Lexical Scope

[Matt Knepley]

I must be misunderstanding how Python 2.3 handles lexical scoping.
Here is a sample piece of code:

def run():
a = 1
def run2(b):
print a
run2(2)
print a
run()

which gives the output:

1
1

whereas this piece of code:

def run():
a = 1
def run2(b):
a = b
print a
run2(2)
print a
run()

gives:

2
1

and finally this code bombs:

def run():
a = 1
def run2(b):
print a
a = b
run2(2)
print a
run()

with an error about UnboundLocal. It seems that lexical scope works
only for references, and as soon as I make an assignment a new local
is created. Is this true?

Matt

 

[Gary Herron]

I must be misunderstanding how Python 2.3 handles lexical scoping.
Here is a sample piece of code:

The rule is this simple:

An assignment to a variable *ANYWHERE* within a block of code makes
that variable local *EVERYWHERE* within that block, possibly hiding
variables of the same name in outer scopes.
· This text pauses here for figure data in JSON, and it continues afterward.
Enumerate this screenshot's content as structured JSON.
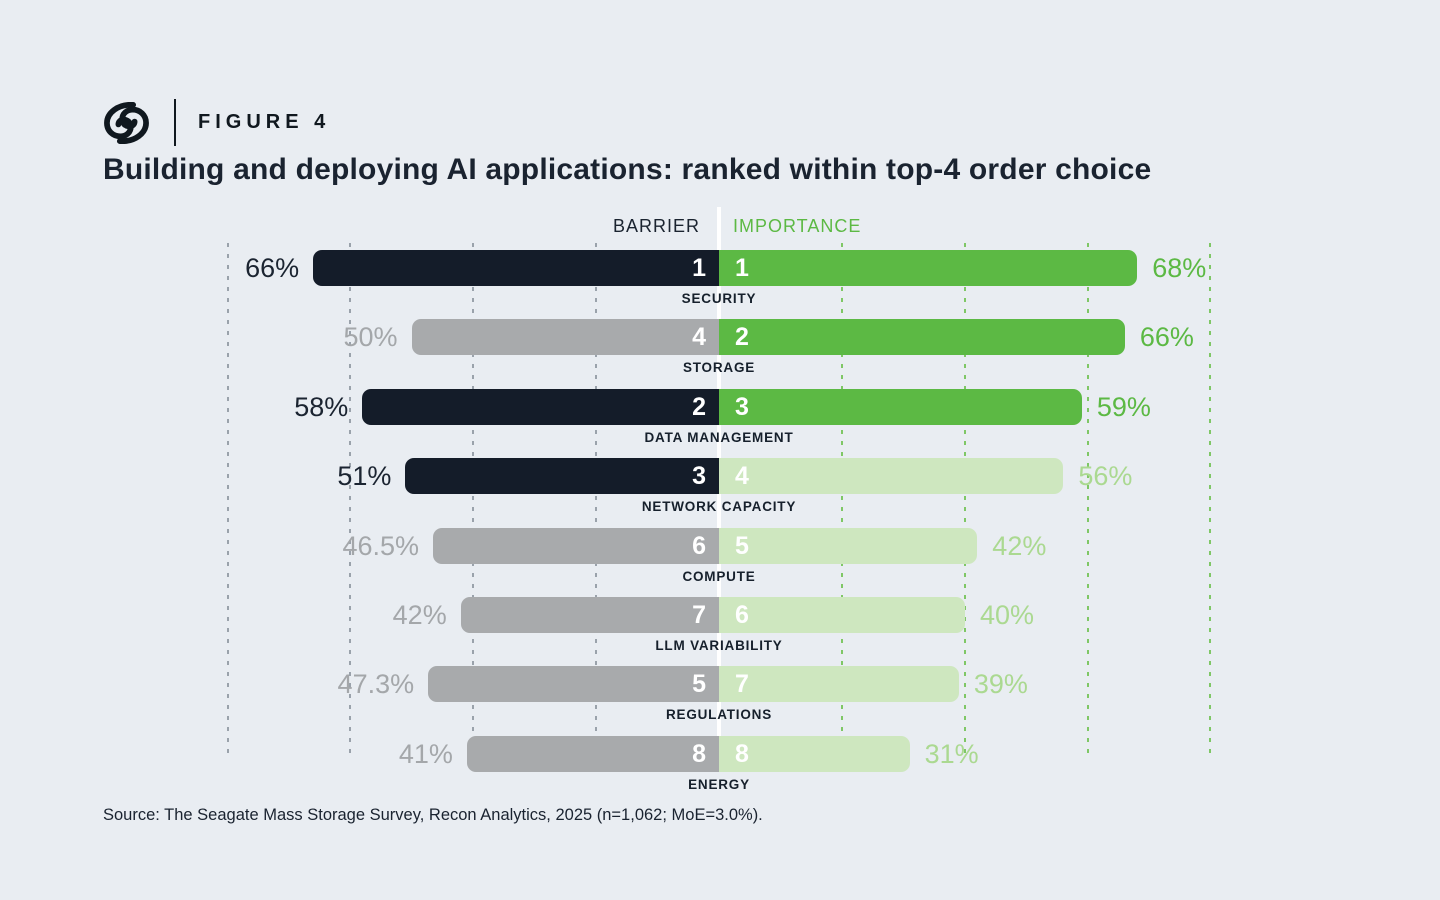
{
  "figure_label": "FIGURE 4",
  "title": "Building and deploying AI applications: ranked within top-4 order choice",
  "source": "Source: The Seagate Mass Storage Survey, Recon Analytics, 2025 (n=1,062; MoE=3.0%).",
  "column_headers": {
    "left": "BARRIER",
    "right": "IMPORTANCE"
  },
  "colors": {
    "background": "#e9edf2",
    "dark_bar": "#141c29",
    "gray_bar": "#a8aaac",
    "green_bar": "#5cb944",
    "light_green_bar": "#cee7bf",
    "gray_gridline": "#9aa2ab",
    "green_gridline": "#7fc766",
    "light_green_text": "#abd991",
    "center_divider": "#ffffff"
  },
  "chart_data": {
    "type": "bar",
    "orientation": "diverging-horizontal",
    "title": "Building and deploying AI applications: ranked within top-4 order choice",
    "axis": {
      "max_percent": 80,
      "gridline_step_percent": 20,
      "grid": "dashed-vertical"
    },
    "legend_position": "top-center",
    "categories": [
      "SECURITY",
      "STORAGE",
      "DATA MANAGEMENT",
      "NETWORK CAPACITY",
      "COMPUTE",
      "LLM VARIABILITY",
      "REGULATIONS",
      "ENERGY"
    ],
    "series": [
      {
        "name": "BARRIER",
        "direction": "left",
        "values": [
          66,
          50,
          58,
          51,
          46.5,
          42,
          47.3,
          41
        ],
        "labels": [
          "66%",
          "50%",
          "58%",
          "51%",
          "46.5%",
          "42%",
          "47.3%",
          "41%"
        ],
        "ranks": [
          1,
          4,
          2,
          3,
          6,
          7,
          5,
          8
        ],
        "emphasis": [
          true,
          false,
          true,
          true,
          false,
          false,
          false,
          false
        ]
      },
      {
        "name": "IMPORTANCE",
        "direction": "right",
        "values": [
          68,
          66,
          59,
          56,
          42,
          40,
          39,
          31
        ],
        "labels": [
          "68%",
          "66%",
          "59%",
          "56%",
          "42%",
          "40%",
          "39%",
          "31%"
        ],
        "ranks": [
          1,
          2,
          3,
          4,
          5,
          6,
          7,
          8
        ],
        "emphasis": [
          true,
          true,
          true,
          false,
          false,
          false,
          false,
          false
        ]
      }
    ]
  }
}
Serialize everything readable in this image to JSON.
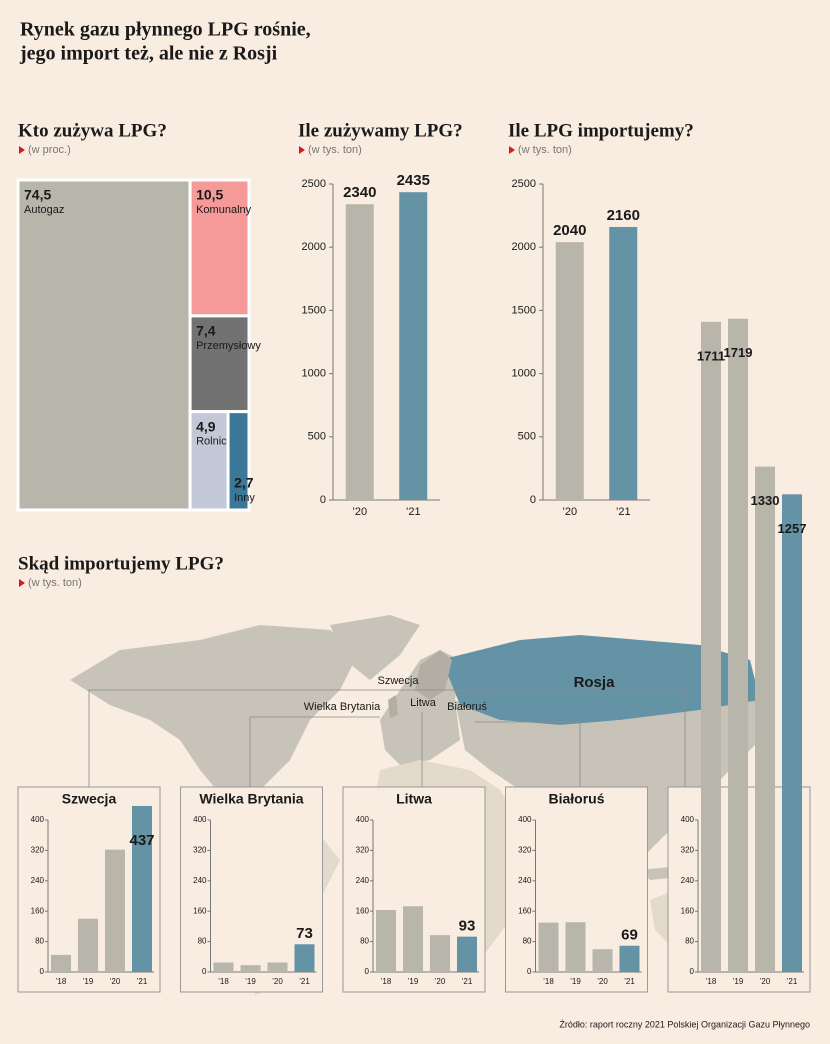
{
  "title": [
    "Rynek gazu płynnego LPG rośnie,",
    "jego import też, ale nie z Rosji"
  ],
  "source": "Źródło: raport roczny 2021 Polskiej Organizacji Gazu Płynnego",
  "chart_data": [
    {
      "type": "treemap",
      "title": "Kto zużywa LPG?",
      "subtitle": "(w proc.)",
      "categories": [
        "Autogaz",
        "Komunalny",
        "Przemysłowy",
        "Rolniczy",
        "Inny"
      ],
      "values": [
        74.5,
        10.5,
        7.4,
        4.9,
        2.7
      ],
      "value_labels": [
        "74,5",
        "10,5",
        "7,4",
        "4,9",
        "2,7"
      ],
      "colors": [
        "#b8b5ab",
        "#f59a98",
        "#727272",
        "#c3c8d6",
        "#3b7898"
      ]
    },
    {
      "type": "bar",
      "title": "Ile zużywamy LPG?",
      "subtitle": "(w tys. ton)",
      "categories": [
        "’20",
        "’21"
      ],
      "values": [
        2340,
        2435
      ],
      "colors": [
        "#b8b5ab",
        "#6593a6"
      ],
      "ylim": [
        0,
        2500
      ],
      "yticks": [
        0,
        500,
        1000,
        1500,
        2000,
        2500
      ]
    },
    {
      "type": "bar",
      "title": "Ile LPG importujemy?",
      "subtitle": "(w tys. ton)",
      "categories": [
        "’20",
        "’21"
      ],
      "values": [
        2040,
        2160
      ],
      "colors": [
        "#b8b5ab",
        "#6593a6"
      ],
      "ylim": [
        0,
        2500
      ],
      "yticks": [
        0,
        500,
        1000,
        1500,
        2000,
        2500
      ]
    },
    {
      "type": "small_multiples",
      "title": "Skąd importujemy LPG?",
      "subtitle": "(w tys. ton)",
      "categories": [
        "’18",
        "’19",
        "’20",
        "’21"
      ],
      "colors": [
        "#b8b5ab",
        "#b8b5ab",
        "#b8b5ab",
        "#6593a6"
      ],
      "ylim": [
        0,
        400
      ],
      "yticks": [
        0,
        80,
        160,
        240,
        320,
        400
      ],
      "panels": [
        {
          "name": "Szwecja",
          "values": [
            45,
            140,
            322,
            437
          ],
          "labels": "last",
          "show_title": true
        },
        {
          "name": "Wielka Brytania",
          "values": [
            25,
            18,
            25,
            73
          ],
          "labels": "last",
          "show_title": true
        },
        {
          "name": "Litwa",
          "values": [
            163,
            173,
            97,
            93
          ],
          "labels": "last",
          "show_title": true
        },
        {
          "name": "Białoruś",
          "values": [
            130,
            131,
            60,
            69
          ],
          "labels": "last",
          "show_title": true
        },
        {
          "name": "Rosja",
          "values": [
            1711,
            1719,
            1330,
            1257
          ],
          "labels": "all",
          "show_title": false
        }
      ]
    }
  ]
}
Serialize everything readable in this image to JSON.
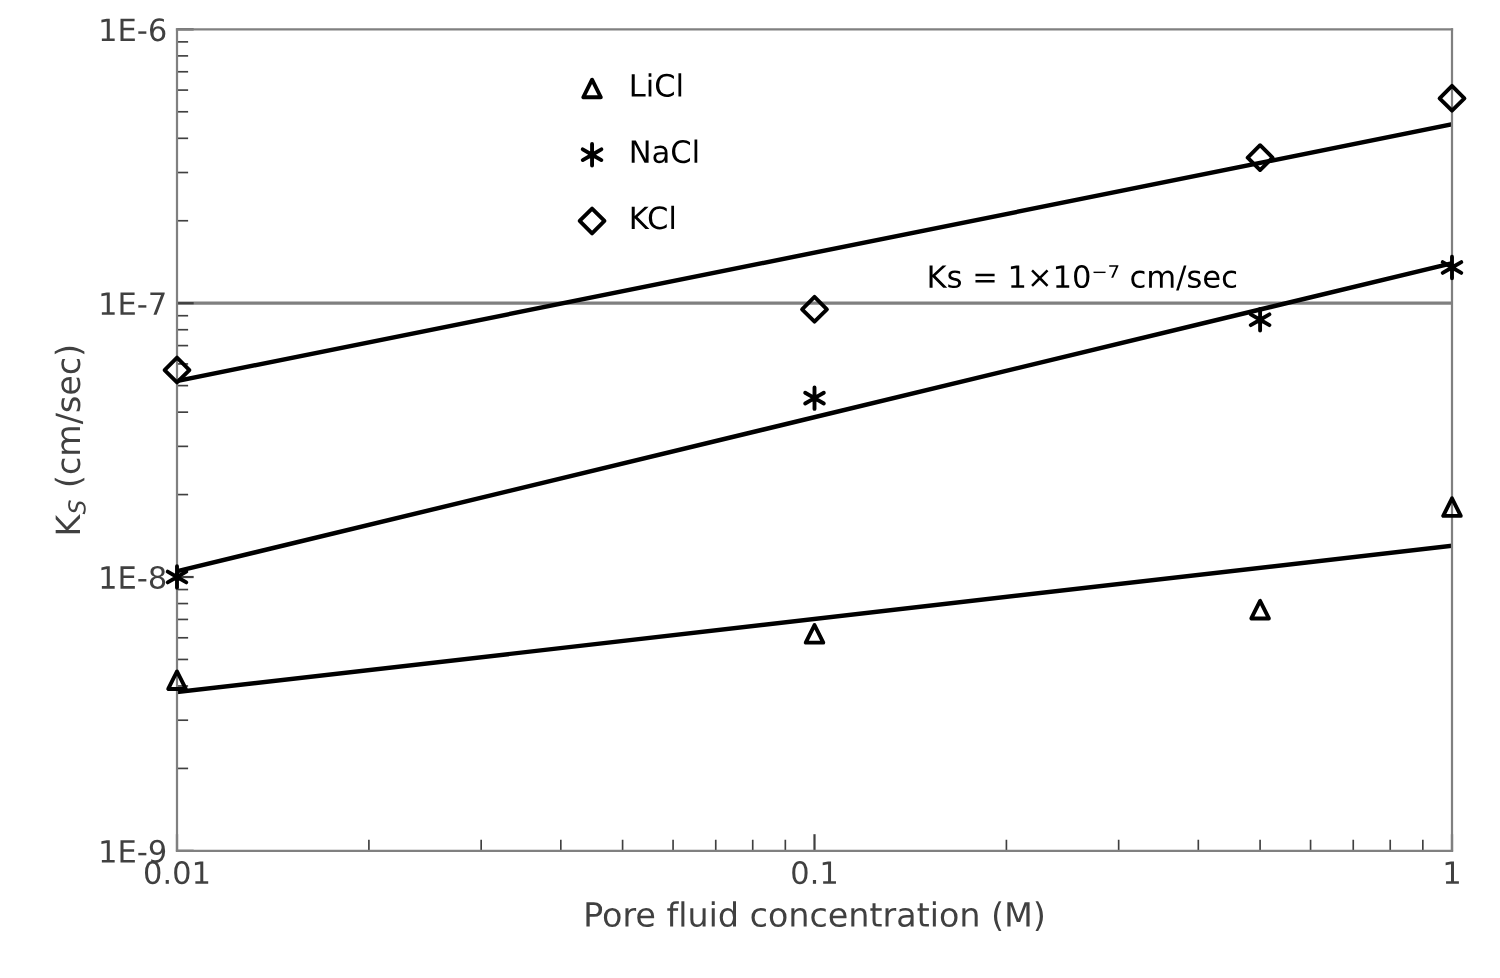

That rule will explain all three of your examples.

Gary Herron

 

[Werner Schiendl]

Hi,

It seems that lexical scope works
only for references, and as soon as I make an assignment a new local
is created. Is this true?

Yes (short answer)


If you really need to modify some variable in an outer scope you can
use a mutable object for that kind of thing, like so:
.... a = [1]
.... def run2(b):
.... print a[0]
.... a[0] = b
.... run2(2)
.... print a[0]
.... 1
2

Or you can use a global variable like so:
.... global a
.... a = 1
.... def run2(b):
.... global a
.... print a
.... a = b
.... run2(2)
.... print a
.... 1
2


It depends on what you are trying to accomplish


hth

Werner

 

[Paul Clinch]

From the language lawyers section of python doc.s :-

"If a name is assigned to anywhere in a code block (even in
unreachable code), and is not mentioned in a global statement in that
code block, then it refers to a local name throughout that code
block."

Try:-

def run():
a = 1
def run2(b):
global a
print a
a = b
run2(2)
print a
run()